[sdiy] Prophet VS a phase accumulator design?
tu at alphalink.com.au
tu at alphalink.com.au
Fri Feb 4 03:53:36 CET 2011
On Fri, Feb 4th, 2011 at 9:20 AM, Scott Nordlund <gsn10 at hotmail.com> wrote:
> > My guess would be they're using a phase accumulator, just the like PPG
> > does to play back samples (remember the wave 2.2 and 2.3 could
> > playback samples recorded using the Waveterm).
>
> I dunno, I just vaguely remember them advertising that
> the Emax could transpose over 8 octaves without aliasing,
> or something like that, and I've lately been somewhat
> obsessed with the "best of both worlds" combination of
> zero order hold harmonic images on the low end and no
> aliasing on the high end.
I believe you are thinking of the Emax II, which used Emu's G-chip to transpose over a 10 octave
range (+/-5 octaves). The G chip had a fixed output sampling rate and allowed 32 channels of
sample playback. It was also used in the Emu proteus line and EIIIX but I believe later samplers
had an improved version.
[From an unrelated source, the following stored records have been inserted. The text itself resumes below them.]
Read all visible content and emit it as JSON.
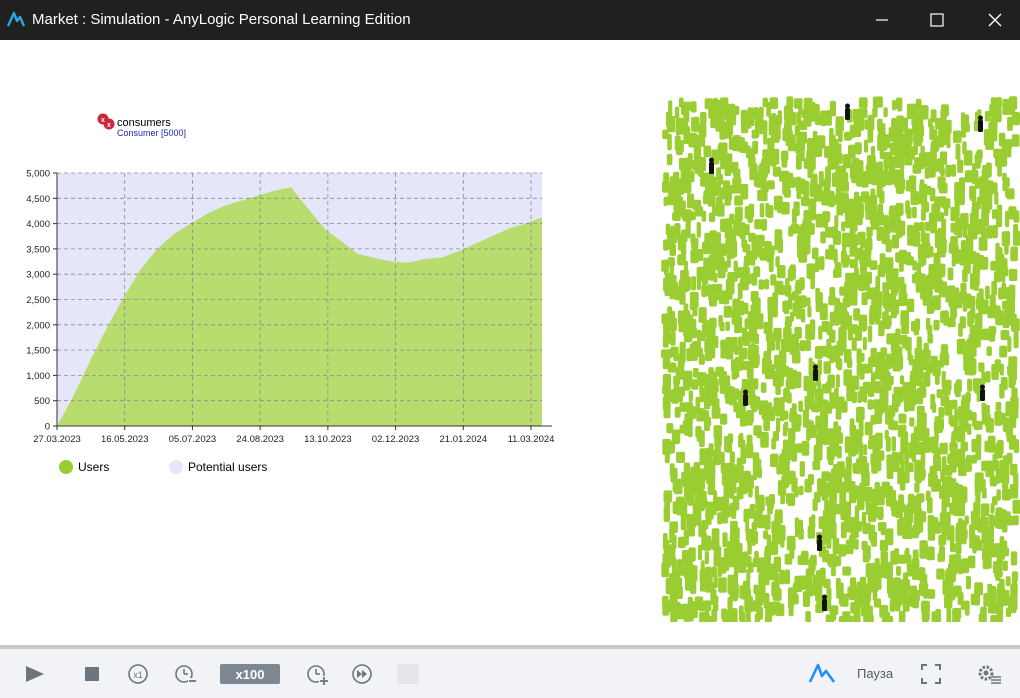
{
  "window": {
    "title": "Market : Simulation - AnyLogic Personal Learning Edition"
  },
  "agent_population": {
    "name": "consumers",
    "type_label": "Consumer [5000]"
  },
  "chart_data": {
    "type": "area",
    "x_tick_labels": [
      "27.03.2023",
      "16.05.2023",
      "05.07.2023",
      "24.08.2023",
      "13.10.2023",
      "02.12.2023",
      "21.01.2024",
      "11.03.2024"
    ],
    "y_tick_labels": [
      "0",
      "500",
      "1,000",
      "1,500",
      "2,000",
      "2,500",
      "3,000",
      "3,500",
      "4,000",
      "4,500",
      "5,000"
    ],
    "ylim": [
      0,
      5000
    ],
    "grid": true,
    "legend_position": "bottom-left",
    "series": [
      {
        "name": "Users",
        "color": "#9acd32",
        "values": [
          0,
          600,
          1300,
          1950,
          2550,
          3100,
          3500,
          3800,
          4000,
          4200,
          4350,
          4450,
          4550,
          4650,
          4720,
          4300,
          3900,
          3650,
          3400,
          3320,
          3250,
          3230,
          3300,
          3330,
          3450,
          3600,
          3750,
          3900,
          4000,
          4120
        ]
      },
      {
        "name": "Potential users",
        "color": "#e6e6fa",
        "values": [
          5000,
          4400,
          3700,
          3050,
          2450,
          1900,
          1500,
          1200,
          1000,
          800,
          650,
          550,
          450,
          350,
          280,
          700,
          1100,
          1350,
          1600,
          1680,
          1750,
          1770,
          1700,
          1670,
          1550,
          1400,
          1250,
          1100,
          1000,
          880
        ]
      }
    ]
  },
  "toolbar": {
    "speed_label": "x100",
    "pause_label": "Пауза",
    "icons": [
      "play-icon",
      "stop-icon",
      "realtime-x1-icon",
      "slow-down-icon",
      "speed-up-icon",
      "fast-forward-icon",
      "anylogic-logo-icon",
      "fullscreen-icon",
      "settings-icon"
    ]
  },
  "colors": {
    "titlebar_bg": "#202020",
    "agent_green": "#9acd32",
    "users_green": "#9acd32",
    "potential_lavender": "#e6e6fa",
    "accent_blue": "#1e90ff"
  }
}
Assuming the G-chip matched with the Emu patent on its technology, it
used 32 times oversampling with a polyphase FIR and then linear interpolation on the oversampled
signal to fill the gaps. Upward transposition was not as alias and distortion free as the advertising
claimed but still an improvement over many other samplers of the day.
The earlier Emax used the E-chip to perform add/drop sample transposition at a fixed rate around
1MHz, but bespite this had only very limited upward transposition. At the 41.6k sampling rate it
could only shift up a few semitones but could transpose down a long way. Because of the output
rate exceeded the sampling rate by 20 times or more, the result was more similar to using a
variable sampling rate but with considerable sideband distortion at non integer intervals. Given that
the samples were compressed down to 8 bit it probably was not so noticeable anyway.